Can the written plan be stored electronically?
Yes. OSHA accepts electronic storage as long as the plan is accessible to employees during their work shift without administrative gatekeeping. A shared drive only the HR director can open does not satisfy the accessibility test. The simplest pattern is a posted printed copy in the work area plus an electronic version on the LMS or intranet that every covered employee can reach.
What penalties does OSHA assess for missing or outdated exposure control plans?

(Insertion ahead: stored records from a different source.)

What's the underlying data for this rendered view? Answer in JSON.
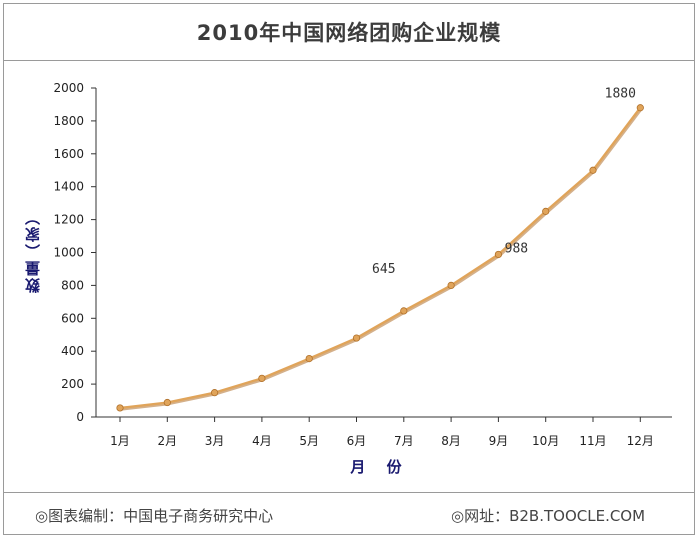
{
  "title": "2010年中国网络团购企业规模",
  "footer": {
    "source": "◎图表编制：中国电子商务研究中心",
    "website": "◎网址：B2B.TOOCLE.COM"
  },
  "chart_data": {
    "type": "line",
    "title": "2010年中国网络团购企业规模",
    "xlabel": "月 份",
    "ylabel": "数量（家）",
    "categories": [
      "1月",
      "2月",
      "3月",
      "4月",
      "5月",
      "6月",
      "7月",
      "8月",
      "9月",
      "10月",
      "11月",
      "12月"
    ],
    "values": [
      55,
      88,
      148,
      235,
      355,
      480,
      645,
      800,
      988,
      1250,
      1500,
      1880
    ],
    "ylim": [
      0,
      2000
    ],
    "yticks": [
      0,
      200,
      400,
      600,
      800,
      1000,
      1200,
      1400,
      1600,
      1800,
      2000
    ],
    "data_labels": [
      {
        "index": 6,
        "text": "645"
      },
      {
        "index": 8,
        "text": "988"
      },
      {
        "index": 11,
        "text": "1880"
      }
    ],
    "grid": false,
    "legend": "none",
    "line_color": "#e0a45a",
    "line_shadow_color": "#b0702a"
  }
}
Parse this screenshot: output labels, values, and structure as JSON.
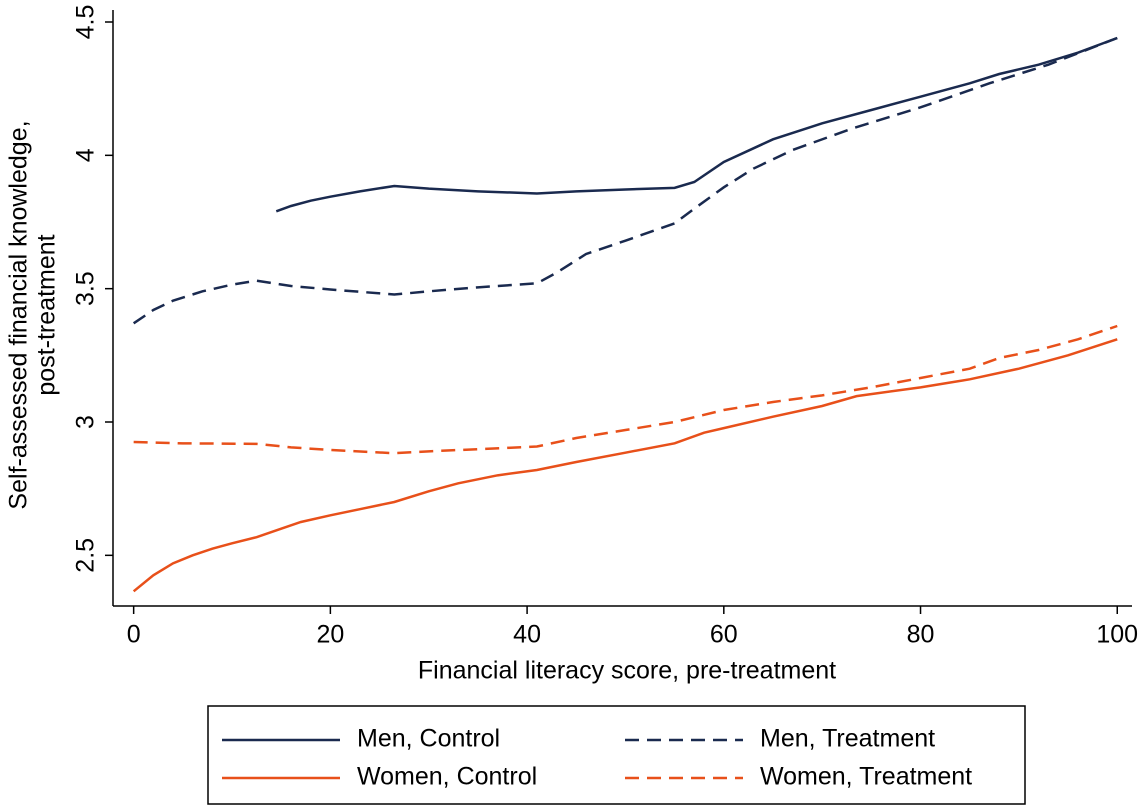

Serious violations of 1910.1030 carried a 2026 maximum of $16,131 per violation. Willful or repeat violations went up to $161,323. Inspectors often issue multiple citations for a single missing plan — one for the plan itself, one for missing training, one for missing recordkeeping — so the real exposure on a single audit can stack quickly. The annual review and documented signature page is the cheapest insurance against that stack.